Optimised descent project shows significant fuel savings


A consortium of European air navigation service providers (ANSPs) and airlines has optimised numerous arrival flows to nine airports in Europe. A total of 11,467 demonstration flights were conducted. Half of the 33 analysed flows have already been permanently implemented; seven are published in the Aeronautical Information Publication.

Real savings achieved with the project’s demonstration flights amounted to 86 tonnes of fuel savings and a reduction of 270 tonnes of CO2 emissions. On an annual basis, the 33 optimised flows have the potential to generate fuel savings of 3,400 tonnes, which equals more than 10,700 tonnes of CO2 emissions according to calculations by EUROCONTROL.

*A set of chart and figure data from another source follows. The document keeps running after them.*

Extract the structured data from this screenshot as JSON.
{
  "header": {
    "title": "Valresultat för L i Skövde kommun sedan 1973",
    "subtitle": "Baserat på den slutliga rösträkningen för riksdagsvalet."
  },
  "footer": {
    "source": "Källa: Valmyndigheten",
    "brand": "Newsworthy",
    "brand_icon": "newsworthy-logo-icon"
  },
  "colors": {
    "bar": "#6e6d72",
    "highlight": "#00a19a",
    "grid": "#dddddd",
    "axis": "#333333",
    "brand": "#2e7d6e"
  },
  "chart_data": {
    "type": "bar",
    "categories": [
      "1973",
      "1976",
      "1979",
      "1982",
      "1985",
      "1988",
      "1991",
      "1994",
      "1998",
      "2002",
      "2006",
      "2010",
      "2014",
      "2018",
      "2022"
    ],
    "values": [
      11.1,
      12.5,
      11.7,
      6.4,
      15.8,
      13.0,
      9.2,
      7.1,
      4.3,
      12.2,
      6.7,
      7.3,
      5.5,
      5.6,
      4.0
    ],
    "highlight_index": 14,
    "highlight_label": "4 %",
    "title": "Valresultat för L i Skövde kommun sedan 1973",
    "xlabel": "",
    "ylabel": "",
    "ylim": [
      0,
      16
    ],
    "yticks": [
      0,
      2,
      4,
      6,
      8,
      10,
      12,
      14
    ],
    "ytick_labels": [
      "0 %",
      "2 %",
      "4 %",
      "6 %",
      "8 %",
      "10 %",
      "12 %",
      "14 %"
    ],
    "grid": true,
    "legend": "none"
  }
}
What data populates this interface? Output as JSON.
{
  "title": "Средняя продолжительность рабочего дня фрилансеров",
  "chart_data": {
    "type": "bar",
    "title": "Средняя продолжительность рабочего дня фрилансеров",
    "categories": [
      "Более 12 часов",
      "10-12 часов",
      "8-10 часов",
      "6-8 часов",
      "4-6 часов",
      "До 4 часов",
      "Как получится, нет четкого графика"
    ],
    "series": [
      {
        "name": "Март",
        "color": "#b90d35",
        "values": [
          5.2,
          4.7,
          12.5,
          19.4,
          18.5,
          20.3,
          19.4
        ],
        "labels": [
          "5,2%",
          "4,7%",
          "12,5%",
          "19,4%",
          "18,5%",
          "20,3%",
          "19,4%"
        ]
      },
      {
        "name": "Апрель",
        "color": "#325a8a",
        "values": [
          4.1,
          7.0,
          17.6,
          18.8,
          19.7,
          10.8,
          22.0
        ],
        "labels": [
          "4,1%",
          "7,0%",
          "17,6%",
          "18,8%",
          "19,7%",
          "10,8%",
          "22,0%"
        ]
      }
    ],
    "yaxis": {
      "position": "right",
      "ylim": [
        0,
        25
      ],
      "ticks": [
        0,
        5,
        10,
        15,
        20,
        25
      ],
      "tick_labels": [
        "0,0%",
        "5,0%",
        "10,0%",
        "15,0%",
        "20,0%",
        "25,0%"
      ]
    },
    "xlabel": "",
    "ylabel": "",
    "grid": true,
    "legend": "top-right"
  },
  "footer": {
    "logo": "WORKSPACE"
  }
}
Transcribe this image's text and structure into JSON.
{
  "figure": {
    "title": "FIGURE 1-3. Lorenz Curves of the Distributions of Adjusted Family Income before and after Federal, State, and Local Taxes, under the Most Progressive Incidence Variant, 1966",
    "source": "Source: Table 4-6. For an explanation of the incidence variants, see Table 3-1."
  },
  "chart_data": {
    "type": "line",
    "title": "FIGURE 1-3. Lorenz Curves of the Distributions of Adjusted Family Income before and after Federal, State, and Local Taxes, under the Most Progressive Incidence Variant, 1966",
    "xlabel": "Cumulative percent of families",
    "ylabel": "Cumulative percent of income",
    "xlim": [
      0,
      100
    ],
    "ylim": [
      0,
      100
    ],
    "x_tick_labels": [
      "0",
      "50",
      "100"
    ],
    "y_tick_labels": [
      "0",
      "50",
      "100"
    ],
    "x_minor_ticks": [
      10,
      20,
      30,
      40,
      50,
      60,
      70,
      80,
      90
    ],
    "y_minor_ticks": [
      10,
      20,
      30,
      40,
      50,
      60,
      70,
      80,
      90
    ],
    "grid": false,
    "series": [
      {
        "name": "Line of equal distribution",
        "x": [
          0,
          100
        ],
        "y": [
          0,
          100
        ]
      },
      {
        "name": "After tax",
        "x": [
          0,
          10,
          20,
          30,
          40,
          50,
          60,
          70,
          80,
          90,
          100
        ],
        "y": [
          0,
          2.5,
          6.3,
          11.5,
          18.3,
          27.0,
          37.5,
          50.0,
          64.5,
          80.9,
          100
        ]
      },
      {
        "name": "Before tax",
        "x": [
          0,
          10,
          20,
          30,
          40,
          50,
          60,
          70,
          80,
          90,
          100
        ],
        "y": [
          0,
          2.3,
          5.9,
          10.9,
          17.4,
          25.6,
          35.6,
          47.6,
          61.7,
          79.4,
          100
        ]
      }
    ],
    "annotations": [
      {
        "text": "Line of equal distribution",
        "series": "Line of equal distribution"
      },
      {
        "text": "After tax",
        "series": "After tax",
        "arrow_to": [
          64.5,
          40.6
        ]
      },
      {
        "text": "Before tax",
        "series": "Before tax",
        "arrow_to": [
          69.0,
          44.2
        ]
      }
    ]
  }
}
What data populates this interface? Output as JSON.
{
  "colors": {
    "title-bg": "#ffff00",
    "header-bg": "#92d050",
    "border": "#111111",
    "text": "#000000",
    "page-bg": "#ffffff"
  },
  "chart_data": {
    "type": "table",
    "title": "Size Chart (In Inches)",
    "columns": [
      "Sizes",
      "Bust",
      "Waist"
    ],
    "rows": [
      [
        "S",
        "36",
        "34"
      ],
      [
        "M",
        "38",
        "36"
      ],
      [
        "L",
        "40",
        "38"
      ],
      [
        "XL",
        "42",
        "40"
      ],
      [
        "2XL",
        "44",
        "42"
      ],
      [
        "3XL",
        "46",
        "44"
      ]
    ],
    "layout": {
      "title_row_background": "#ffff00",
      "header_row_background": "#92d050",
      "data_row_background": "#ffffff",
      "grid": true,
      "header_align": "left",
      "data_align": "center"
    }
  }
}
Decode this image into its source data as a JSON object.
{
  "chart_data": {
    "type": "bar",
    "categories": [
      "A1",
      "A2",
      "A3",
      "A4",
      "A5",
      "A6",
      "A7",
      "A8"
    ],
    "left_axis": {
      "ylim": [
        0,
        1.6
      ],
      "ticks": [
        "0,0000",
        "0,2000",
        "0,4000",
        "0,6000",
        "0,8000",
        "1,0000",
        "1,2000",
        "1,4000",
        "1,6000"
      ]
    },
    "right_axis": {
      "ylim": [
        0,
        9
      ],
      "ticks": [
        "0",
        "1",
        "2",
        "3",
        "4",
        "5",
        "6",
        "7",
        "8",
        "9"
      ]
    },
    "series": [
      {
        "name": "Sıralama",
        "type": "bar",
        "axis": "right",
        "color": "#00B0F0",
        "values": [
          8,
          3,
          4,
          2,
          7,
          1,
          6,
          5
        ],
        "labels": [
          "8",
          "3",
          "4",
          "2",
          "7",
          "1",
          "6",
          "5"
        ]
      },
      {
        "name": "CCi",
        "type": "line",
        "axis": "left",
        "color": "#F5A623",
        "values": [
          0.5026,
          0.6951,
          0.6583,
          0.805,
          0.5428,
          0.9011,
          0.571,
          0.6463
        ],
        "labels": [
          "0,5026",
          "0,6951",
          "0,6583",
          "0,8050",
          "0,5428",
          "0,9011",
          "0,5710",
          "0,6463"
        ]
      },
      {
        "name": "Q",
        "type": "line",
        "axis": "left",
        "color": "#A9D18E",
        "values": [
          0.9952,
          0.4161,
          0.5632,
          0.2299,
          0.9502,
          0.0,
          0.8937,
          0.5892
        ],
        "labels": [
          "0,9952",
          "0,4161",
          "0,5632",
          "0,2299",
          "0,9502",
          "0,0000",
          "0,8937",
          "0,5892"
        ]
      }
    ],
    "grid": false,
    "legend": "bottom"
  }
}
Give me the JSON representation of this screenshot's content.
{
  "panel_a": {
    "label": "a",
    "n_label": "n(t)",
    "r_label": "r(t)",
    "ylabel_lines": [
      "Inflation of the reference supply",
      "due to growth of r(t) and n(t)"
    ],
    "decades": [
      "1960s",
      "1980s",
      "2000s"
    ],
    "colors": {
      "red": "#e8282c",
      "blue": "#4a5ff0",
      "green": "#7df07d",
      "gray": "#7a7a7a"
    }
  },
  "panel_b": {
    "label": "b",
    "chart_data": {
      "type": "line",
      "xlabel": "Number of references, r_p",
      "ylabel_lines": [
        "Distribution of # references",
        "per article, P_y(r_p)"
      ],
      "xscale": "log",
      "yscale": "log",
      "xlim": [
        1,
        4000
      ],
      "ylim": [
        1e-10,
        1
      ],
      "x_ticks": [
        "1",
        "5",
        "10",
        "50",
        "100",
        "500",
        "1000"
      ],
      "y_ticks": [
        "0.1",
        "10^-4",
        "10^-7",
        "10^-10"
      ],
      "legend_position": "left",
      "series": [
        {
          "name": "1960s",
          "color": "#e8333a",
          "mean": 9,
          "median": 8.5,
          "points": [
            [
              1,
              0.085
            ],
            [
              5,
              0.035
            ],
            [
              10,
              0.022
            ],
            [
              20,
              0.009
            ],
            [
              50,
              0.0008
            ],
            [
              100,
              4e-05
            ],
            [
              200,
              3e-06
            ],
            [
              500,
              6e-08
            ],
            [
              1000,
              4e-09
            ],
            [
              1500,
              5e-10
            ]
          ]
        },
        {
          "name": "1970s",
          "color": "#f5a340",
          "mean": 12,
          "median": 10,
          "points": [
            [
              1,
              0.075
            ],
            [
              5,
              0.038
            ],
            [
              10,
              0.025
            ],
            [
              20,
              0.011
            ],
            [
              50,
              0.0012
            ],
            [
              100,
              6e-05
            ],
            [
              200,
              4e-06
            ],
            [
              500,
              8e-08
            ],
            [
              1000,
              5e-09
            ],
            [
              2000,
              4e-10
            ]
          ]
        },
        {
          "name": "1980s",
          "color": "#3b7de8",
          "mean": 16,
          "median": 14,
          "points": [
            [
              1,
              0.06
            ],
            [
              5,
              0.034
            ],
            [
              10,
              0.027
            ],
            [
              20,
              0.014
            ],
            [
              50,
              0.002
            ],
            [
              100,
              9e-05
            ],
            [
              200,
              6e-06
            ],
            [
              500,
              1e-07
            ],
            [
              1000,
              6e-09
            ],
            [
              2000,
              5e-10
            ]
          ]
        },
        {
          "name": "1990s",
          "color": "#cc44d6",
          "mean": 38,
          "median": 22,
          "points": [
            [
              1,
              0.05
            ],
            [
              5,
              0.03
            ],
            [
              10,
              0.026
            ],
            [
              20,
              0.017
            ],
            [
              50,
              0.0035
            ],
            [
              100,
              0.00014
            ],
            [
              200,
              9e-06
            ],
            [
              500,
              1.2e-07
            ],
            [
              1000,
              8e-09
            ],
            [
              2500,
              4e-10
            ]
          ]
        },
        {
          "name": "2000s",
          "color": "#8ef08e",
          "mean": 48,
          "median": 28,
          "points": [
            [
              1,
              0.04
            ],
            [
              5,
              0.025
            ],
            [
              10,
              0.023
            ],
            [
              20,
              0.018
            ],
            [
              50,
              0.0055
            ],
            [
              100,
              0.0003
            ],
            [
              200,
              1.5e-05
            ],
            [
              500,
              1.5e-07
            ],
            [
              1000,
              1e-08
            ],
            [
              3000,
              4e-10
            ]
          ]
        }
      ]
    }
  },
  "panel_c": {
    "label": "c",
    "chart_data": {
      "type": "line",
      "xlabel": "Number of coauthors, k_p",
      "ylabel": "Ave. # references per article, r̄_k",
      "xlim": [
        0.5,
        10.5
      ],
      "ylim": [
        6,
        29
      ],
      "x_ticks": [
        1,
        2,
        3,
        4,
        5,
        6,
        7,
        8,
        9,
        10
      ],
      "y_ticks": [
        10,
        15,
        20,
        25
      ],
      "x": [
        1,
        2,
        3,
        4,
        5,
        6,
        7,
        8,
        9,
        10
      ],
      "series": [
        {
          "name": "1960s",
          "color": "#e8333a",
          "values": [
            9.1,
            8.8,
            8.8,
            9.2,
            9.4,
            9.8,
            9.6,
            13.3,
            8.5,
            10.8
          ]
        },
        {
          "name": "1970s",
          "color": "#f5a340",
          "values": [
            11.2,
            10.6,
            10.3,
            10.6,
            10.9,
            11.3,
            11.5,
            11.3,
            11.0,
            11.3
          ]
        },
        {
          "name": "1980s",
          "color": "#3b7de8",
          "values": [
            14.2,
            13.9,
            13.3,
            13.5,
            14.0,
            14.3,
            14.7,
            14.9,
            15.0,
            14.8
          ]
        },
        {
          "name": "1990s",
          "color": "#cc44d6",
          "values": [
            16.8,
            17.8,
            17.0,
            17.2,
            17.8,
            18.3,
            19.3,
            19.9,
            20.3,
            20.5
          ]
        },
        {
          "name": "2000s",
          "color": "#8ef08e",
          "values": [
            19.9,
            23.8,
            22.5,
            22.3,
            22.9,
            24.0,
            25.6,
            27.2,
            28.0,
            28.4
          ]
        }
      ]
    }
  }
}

“The aim was to develop more efficient descent profiles and reduce the environmental impact in busy and complex airspaces and across borders without compromising safety and capacity aspects”, says project manager Ilhan Akin, DFS Deutsche Flugsicherung.

The optimised decent profiles (ODP) project, which was co-funded by the SESAR Joint Undertaking, began its work at the end of 2014 and has just published its final results. It was conducted under the leadership of the German ANSP DFS together with the ANSPs of Austria (Austro Control), France (DSNA) and Switzerland (skyguide), as well as EUROCONTROL’s Maastricht Upper Area Control Centre (MUAC).

Air France (plus HOP!), Deutsche Lufthansa (together with the affiliated Austrian Airlines and Germanwings) and Swiss International Airlines conducted the demonstration flights to the airports of Basel, Berlin Tegel, Frankfurt, Geneva, Munich, Strasbourg, Stuttgart, Vienna and Zurich.

The optimum arrival is a continuous descent, which does not require considerable engine power and thus a reduced amount of fuel. In highly-frequented airspaces, which are shaped by national borders and handover points, this optimum is not always possible. Existing arrival flows can, however, often be improved. For example, instead of fixed handover points, level windows can be defined, which are then programmed in the flight management system of the aircraft. Another way of improving vertical flight efficiency is to remain at cruising altitude for a longer period of time before descending, since fuel consumption is lower at higher levels. The project also used, for example, flexible seasonal or runway dependent handover procedures.

“The project has shown that each and every improvement counts. The optimisations generate fuel savings and thus contribute to a more sustainable air transport in Europe. For the implementation of optimised profiles on a broad basis, a framework and standards need be further developed in close partnership with the airline operators,” explains Akin.